Erkunde Kyoto mit einem lokalen Guide, der jede Abkürzung und Geschichte kennt – vom Räucherstäbchen-Duft am Kiyomizu-dera über die Köstlichkeiten im Nishiki Markt bis zu stillen Momenten im Nijo Schloss. Freu dich auf Lachen, unerwartete Details und ein Tempo, das sich anfühlt wie dein eigener Tag in einer fremden Heimat.

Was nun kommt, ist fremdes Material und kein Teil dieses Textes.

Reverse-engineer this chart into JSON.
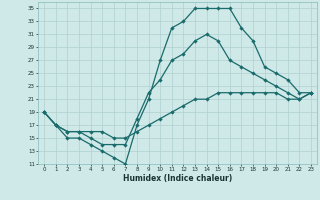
{
  "xlabel": "Humidex (Indice chaleur)",
  "xlim": [
    -0.5,
    23.5
  ],
  "ylim": [
    11,
    36
  ],
  "xticks": [
    0,
    1,
    2,
    3,
    4,
    5,
    6,
    7,
    8,
    9,
    10,
    11,
    12,
    13,
    14,
    15,
    16,
    17,
    18,
    19,
    20,
    21,
    22,
    23
  ],
  "yticks": [
    11,
    13,
    15,
    17,
    19,
    21,
    23,
    25,
    27,
    29,
    31,
    33,
    35
  ],
  "bg_color": "#cfe8e8",
  "grid_color": "#b0d0d0",
  "line_color": "#1a6b6b",
  "line1_x": [
    0,
    1,
    2,
    3,
    4,
    5,
    6,
    7,
    8,
    9,
    10,
    11,
    12,
    13,
    14,
    15,
    16,
    17,
    18,
    19,
    20,
    21,
    22,
    23
  ],
  "line1_y": [
    19,
    17,
    15,
    15,
    14,
    13,
    12,
    11,
    17,
    21,
    27,
    32,
    33,
    35,
    35,
    35,
    35,
    32,
    30,
    26,
    25,
    24,
    22,
    22
  ],
  "line2_x": [
    0,
    1,
    2,
    3,
    4,
    5,
    6,
    7,
    8,
    9,
    10,
    11,
    12,
    13,
    14,
    15,
    16,
    17,
    18,
    19,
    20,
    21,
    22,
    23
  ],
  "line2_y": [
    19,
    17,
    16,
    16,
    15,
    14,
    14,
    14,
    18,
    22,
    24,
    27,
    28,
    30,
    31,
    30,
    27,
    26,
    25,
    24,
    23,
    22,
    21,
    22
  ],
  "line3_x": [
    0,
    1,
    2,
    3,
    4,
    5,
    6,
    7,
    8,
    9,
    10,
    11,
    12,
    13,
    14,
    15,
    16,
    17,
    18,
    19,
    20,
    21,
    22,
    23
  ],
  "line3_y": [
    19,
    17,
    16,
    16,
    16,
    16,
    15,
    15,
    16,
    17,
    18,
    19,
    20,
    21,
    21,
    22,
    22,
    22,
    22,
    22,
    22,
    21,
    21,
    22
  ]
}
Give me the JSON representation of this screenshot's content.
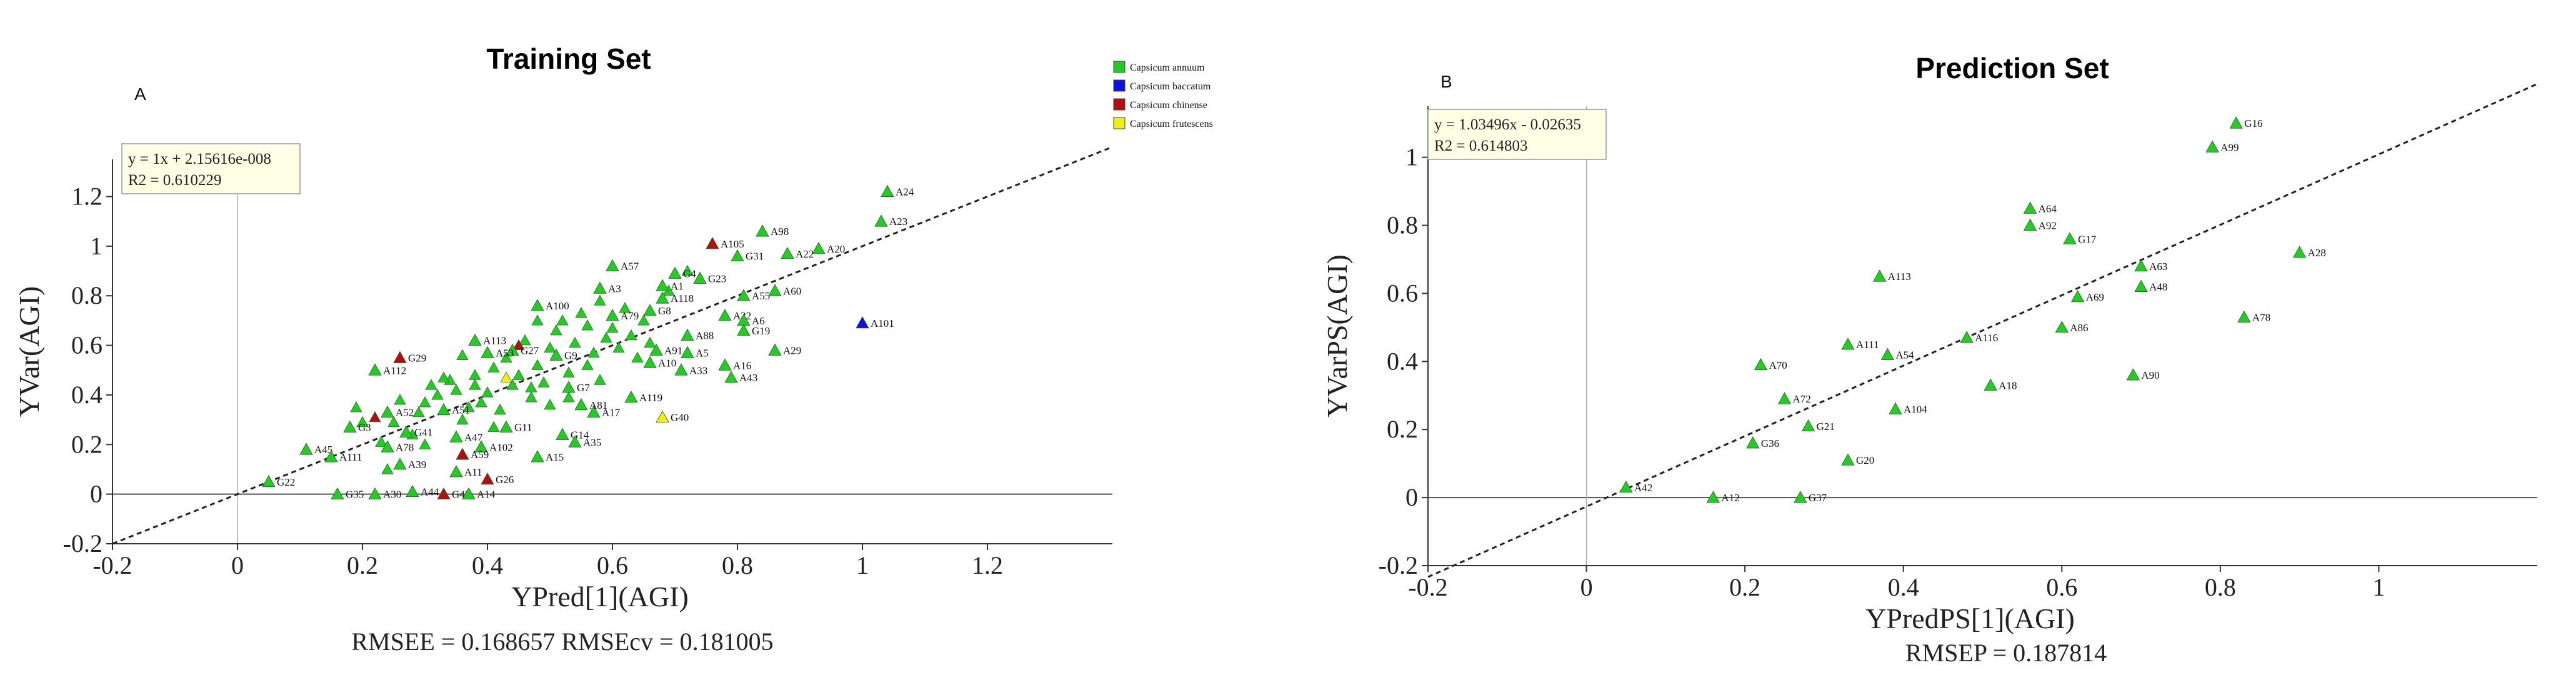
{
  "chart_data": [
    {
      "type": "scatter",
      "panel_label": "A",
      "title": "Training Set",
      "xlabel": "YPred[1](AGI)",
      "ylabel": "YVar(AGI)",
      "xlim": [
        -0.2,
        1.4
      ],
      "ylim": [
        -0.2,
        1.35
      ],
      "xticks": [
        -0.2,
        0,
        0.2,
        0.4,
        0.6,
        0.8,
        1,
        1.2
      ],
      "yticks": [
        -0.2,
        0,
        0.2,
        0.4,
        0.6,
        0.8,
        1,
        1.2
      ],
      "equation": "y = 1x + 2.15616e-008",
      "r2": "R2 = 0.610229",
      "stats": "RMSEE = 0.168657   RMSEcv = 0.181005",
      "fit": {
        "slope": 1,
        "intercept": 0
      },
      "legend": [
        {
          "name": "Capsicum annuum",
          "color": "#22cc22"
        },
        {
          "name": "Capsicum baccatum",
          "color": "#1010e0"
        },
        {
          "name": "Capsicum chinense",
          "color": "#b01010"
        },
        {
          "name": "Capsicum frutescens",
          "color": "#f0f010"
        }
      ],
      "points": [
        {
          "label": "A24",
          "x": 1.04,
          "y": 1.22,
          "group": 0
        },
        {
          "label": "A23",
          "x": 1.03,
          "y": 1.1,
          "group": 0
        },
        {
          "label": "A98",
          "x": 0.84,
          "y": 1.06,
          "group": 0
        },
        {
          "label": "A105",
          "x": 0.76,
          "y": 1.01,
          "group": 2
        },
        {
          "label": "A20",
          "x": 0.93,
          "y": 0.99,
          "group": 0
        },
        {
          "label": "A22",
          "x": 0.88,
          "y": 0.97,
          "group": 0
        },
        {
          "label": "G31",
          "x": 0.8,
          "y": 0.96,
          "group": 0
        },
        {
          "label": "A57",
          "x": 0.6,
          "y": 0.92,
          "group": 0
        },
        {
          "label": "G4",
          "x": 0.7,
          "y": 0.89,
          "group": 0
        },
        {
          "label": "A1",
          "x": 0.68,
          "y": 0.84,
          "group": 0
        },
        {
          "label": "G23",
          "x": 0.74,
          "y": 0.87,
          "group": 0
        },
        {
          "label": "A60",
          "x": 0.86,
          "y": 0.82,
          "group": 0
        },
        {
          "label": "A3",
          "x": 0.58,
          "y": 0.83,
          "group": 0
        },
        {
          "label": "A55",
          "x": 0.81,
          "y": 0.8,
          "group": 0
        },
        {
          "label": "A118",
          "x": 0.68,
          "y": 0.79,
          "group": 0
        },
        {
          "label": "G8",
          "x": 0.66,
          "y": 0.74,
          "group": 0
        },
        {
          "label": "A32",
          "x": 0.78,
          "y": 0.72,
          "group": 0
        },
        {
          "label": "A6",
          "x": 0.81,
          "y": 0.7,
          "group": 0
        },
        {
          "label": "A79",
          "x": 0.6,
          "y": 0.72,
          "group": 0
        },
        {
          "label": "G19",
          "x": 0.81,
          "y": 0.66,
          "group": 0
        },
        {
          "label": "A100",
          "x": 0.48,
          "y": 0.76,
          "group": 0
        },
        {
          "label": "A101",
          "x": 1.0,
          "y": 0.69,
          "group": 1
        },
        {
          "label": "A88",
          "x": 0.72,
          "y": 0.64,
          "group": 0
        },
        {
          "label": "A91",
          "x": 0.67,
          "y": 0.58,
          "group": 0
        },
        {
          "label": "A29",
          "x": 0.86,
          "y": 0.58,
          "group": 0
        },
        {
          "label": "A5",
          "x": 0.72,
          "y": 0.57,
          "group": 0
        },
        {
          "label": "A10",
          "x": 0.66,
          "y": 0.53,
          "group": 0
        },
        {
          "label": "A16",
          "x": 0.78,
          "y": 0.52,
          "group": 0
        },
        {
          "label": "A33",
          "x": 0.71,
          "y": 0.5,
          "group": 0
        },
        {
          "label": "A43",
          "x": 0.79,
          "y": 0.47,
          "group": 0
        },
        {
          "label": "A119",
          "x": 0.63,
          "y": 0.39,
          "group": 0
        },
        {
          "label": "G40",
          "x": 0.68,
          "y": 0.31,
          "group": 3
        },
        {
          "label": "A17",
          "x": 0.57,
          "y": 0.33,
          "group": 0
        },
        {
          "label": "A81",
          "x": 0.55,
          "y": 0.36,
          "group": 0
        },
        {
          "label": "G7",
          "x": 0.53,
          "y": 0.43,
          "group": 0
        },
        {
          "label": "G9",
          "x": 0.51,
          "y": 0.56,
          "group": 0
        },
        {
          "label": "G27",
          "x": 0.44,
          "y": 0.58,
          "group": 0
        },
        {
          "label": "A113",
          "x": 0.38,
          "y": 0.62,
          "group": 0
        },
        {
          "label": "A53",
          "x": 0.4,
          "y": 0.57,
          "group": 0
        },
        {
          "label": "A112",
          "x": 0.22,
          "y": 0.5,
          "group": 0
        },
        {
          "label": "G29",
          "x": 0.26,
          "y": 0.55,
          "group": 2
        },
        {
          "label": "A52",
          "x": 0.24,
          "y": 0.33,
          "group": 0
        },
        {
          "label": "G3",
          "x": 0.18,
          "y": 0.27,
          "group": 0
        },
        {
          "label": "A51",
          "x": 0.33,
          "y": 0.34,
          "group": 0
        },
        {
          "label": "A47",
          "x": 0.35,
          "y": 0.23,
          "group": 0
        },
        {
          "label": "A102",
          "x": 0.39,
          "y": 0.19,
          "group": 0
        },
        {
          "label": "G11",
          "x": 0.43,
          "y": 0.27,
          "group": 0
        },
        {
          "label": "G14",
          "x": 0.52,
          "y": 0.24,
          "group": 0
        },
        {
          "label": "A35",
          "x": 0.54,
          "y": 0.21,
          "group": 0
        },
        {
          "label": "A15",
          "x": 0.48,
          "y": 0.15,
          "group": 0
        },
        {
          "label": "A45",
          "x": 0.11,
          "y": 0.18,
          "group": 0
        },
        {
          "label": "G41",
          "x": 0.27,
          "y": 0.25,
          "group": 0
        },
        {
          "label": "A78",
          "x": 0.24,
          "y": 0.19,
          "group": 0
        },
        {
          "label": "A111",
          "x": 0.15,
          "y": 0.15,
          "group": 0
        },
        {
          "label": "A39",
          "x": 0.26,
          "y": 0.12,
          "group": 0
        },
        {
          "label": "A59",
          "x": 0.36,
          "y": 0.16,
          "group": 2
        },
        {
          "label": "A11",
          "x": 0.35,
          "y": 0.09,
          "group": 0
        },
        {
          "label": "G26",
          "x": 0.4,
          "y": 0.06,
          "group": 2
        },
        {
          "label": "G22",
          "x": 0.05,
          "y": 0.05,
          "group": 0
        },
        {
          "label": "G35",
          "x": 0.16,
          "y": 0.0,
          "group": 0
        },
        {
          "label": "A30",
          "x": 0.22,
          "y": 0.0,
          "group": 0
        },
        {
          "label": "A44",
          "x": 0.28,
          "y": 0.01,
          "group": 0
        },
        {
          "label": "G42",
          "x": 0.33,
          "y": 0.0,
          "group": 2
        },
        {
          "label": "A14",
          "x": 0.37,
          "y": 0.0,
          "group": 0
        }
      ],
      "cluster_points": [
        [
          0.2,
          0.29,
          0
        ],
        [
          0.22,
          0.31,
          2
        ],
        [
          0.23,
          0.21,
          0
        ],
        [
          0.25,
          0.29,
          0
        ],
        [
          0.26,
          0.38,
          0
        ],
        [
          0.28,
          0.24,
          0
        ],
        [
          0.3,
          0.37,
          0
        ],
        [
          0.31,
          0.44,
          0
        ],
        [
          0.32,
          0.4,
          0
        ],
        [
          0.34,
          0.46,
          0
        ],
        [
          0.35,
          0.42,
          0
        ],
        [
          0.36,
          0.3,
          0
        ],
        [
          0.37,
          0.35,
          0
        ],
        [
          0.38,
          0.48,
          0
        ],
        [
          0.39,
          0.37,
          0
        ],
        [
          0.4,
          0.41,
          0
        ],
        [
          0.41,
          0.51,
          0
        ],
        [
          0.42,
          0.34,
          0
        ],
        [
          0.43,
          0.55,
          0
        ],
        [
          0.44,
          0.44,
          0
        ],
        [
          0.45,
          0.48,
          0
        ],
        [
          0.46,
          0.62,
          0
        ],
        [
          0.47,
          0.39,
          0
        ],
        [
          0.48,
          0.52,
          0
        ],
        [
          0.49,
          0.45,
          0
        ],
        [
          0.5,
          0.59,
          0
        ],
        [
          0.51,
          0.66,
          0
        ],
        [
          0.52,
          0.7,
          0
        ],
        [
          0.53,
          0.49,
          0
        ],
        [
          0.54,
          0.61,
          0
        ],
        [
          0.55,
          0.73,
          0
        ],
        [
          0.56,
          0.68,
          0
        ],
        [
          0.57,
          0.57,
          0
        ],
        [
          0.58,
          0.46,
          0
        ],
        [
          0.59,
          0.63,
          0
        ],
        [
          0.6,
          0.67,
          0
        ],
        [
          0.61,
          0.59,
          0
        ],
        [
          0.62,
          0.75,
          0
        ],
        [
          0.63,
          0.64,
          0
        ],
        [
          0.64,
          0.55,
          0
        ],
        [
          0.65,
          0.7,
          0
        ],
        [
          0.66,
          0.61,
          0
        ],
        [
          0.43,
          0.47,
          3
        ],
        [
          0.45,
          0.6,
          2
        ],
        [
          0.47,
          0.43,
          0
        ],
        [
          0.38,
          0.44,
          0
        ],
        [
          0.33,
          0.47,
          0
        ],
        [
          0.29,
          0.33,
          0
        ],
        [
          0.53,
          0.39,
          0
        ],
        [
          0.56,
          0.52,
          0
        ],
        [
          0.36,
          0.56,
          0
        ],
        [
          0.5,
          0.36,
          0
        ],
        [
          0.58,
          0.78,
          0
        ],
        [
          0.69,
          0.82,
          0
        ],
        [
          0.72,
          0.9,
          0
        ],
        [
          0.48,
          0.7,
          0
        ],
        [
          0.3,
          0.2,
          0
        ],
        [
          0.24,
          0.1,
          0
        ],
        [
          0.19,
          0.35,
          0
        ],
        [
          0.41,
          0.27,
          0
        ]
      ]
    },
    {
      "type": "scatter",
      "panel_label": "B",
      "title": "Prediction Set",
      "xlabel": "YPredPS[1](AGI)",
      "ylabel": "YVarPS(AGI)",
      "xlim": [
        -0.2,
        1.2
      ],
      "ylim": [
        -0.2,
        1.15
      ],
      "xticks": [
        -0.2,
        0,
        0.2,
        0.4,
        0.6,
        0.8,
        1
      ],
      "yticks": [
        -0.2,
        0,
        0.2,
        0.4,
        0.6,
        0.8,
        1
      ],
      "equation": "y = 1.03496x - 0.02635",
      "r2": "R2 = 0.614803",
      "stats": "RMSEP = 0.187814",
      "fit": {
        "slope": 1.03496,
        "intercept": -0.02635
      },
      "points": [
        {
          "label": "G16",
          "x": 0.82,
          "y": 1.1
        },
        {
          "label": "A99",
          "x": 0.79,
          "y": 1.03
        },
        {
          "label": "A64",
          "x": 0.56,
          "y": 0.85
        },
        {
          "label": "A92",
          "x": 0.56,
          "y": 0.8
        },
        {
          "label": "G17",
          "x": 0.61,
          "y": 0.76
        },
        {
          "label": "A28",
          "x": 0.9,
          "y": 0.72
        },
        {
          "label": "A63",
          "x": 0.7,
          "y": 0.68
        },
        {
          "label": "A113",
          "x": 0.37,
          "y": 0.65
        },
        {
          "label": "A48",
          "x": 0.7,
          "y": 0.62
        },
        {
          "label": "A69",
          "x": 0.62,
          "y": 0.59
        },
        {
          "label": "A78",
          "x": 0.83,
          "y": 0.53
        },
        {
          "label": "A86",
          "x": 0.6,
          "y": 0.5
        },
        {
          "label": "A116",
          "x": 0.48,
          "y": 0.47
        },
        {
          "label": "A111",
          "x": 0.33,
          "y": 0.45
        },
        {
          "label": "A54",
          "x": 0.38,
          "y": 0.42
        },
        {
          "label": "A70",
          "x": 0.22,
          "y": 0.39
        },
        {
          "label": "A90",
          "x": 0.69,
          "y": 0.36
        },
        {
          "label": "A18",
          "x": 0.51,
          "y": 0.33
        },
        {
          "label": "A72",
          "x": 0.25,
          "y": 0.29
        },
        {
          "label": "A104",
          "x": 0.39,
          "y": 0.26
        },
        {
          "label": "G21",
          "x": 0.28,
          "y": 0.21
        },
        {
          "label": "G36",
          "x": 0.21,
          "y": 0.16
        },
        {
          "label": "G20",
          "x": 0.33,
          "y": 0.11
        },
        {
          "label": "A42",
          "x": 0.05,
          "y": 0.03
        },
        {
          "label": "A12",
          "x": 0.16,
          "y": 0.0
        },
        {
          "label": "G37",
          "x": 0.27,
          "y": 0.0
        }
      ]
    }
  ]
}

Ganz ehrlich, ich hätte nicht gedacht, dass ich so viel im Fond eines Autos in Kyoto lachen würde. Aber Kosuke – unser Guide und Fahrer – hat einfach diese Art, auf Details hinzuweisen, die mir sonst nie aufgefallen wären. Wie die Laternen in Gion, die im Nachmittagslicht so schön leuchten, oder wie Leute vor winzigen Läden stehen bleiben, nur um den Duft von frischem Mochi einzuatmen. Wir starteten am Kiyomizu-dera Tempel (Kosuke nannte ihn „den Balkon von Kyoto“) und ich versuchte, nicht über meine eigenen Füße auf den alten Steinstufen zu stolpern. Er zeigte uns, wo man Souvenirs findet, die nicht einfach nur Massenware sind. Ein Moment, als eine Brise Räucherstäbchen herübertrug, ließ für einen Augenblick alles still werden.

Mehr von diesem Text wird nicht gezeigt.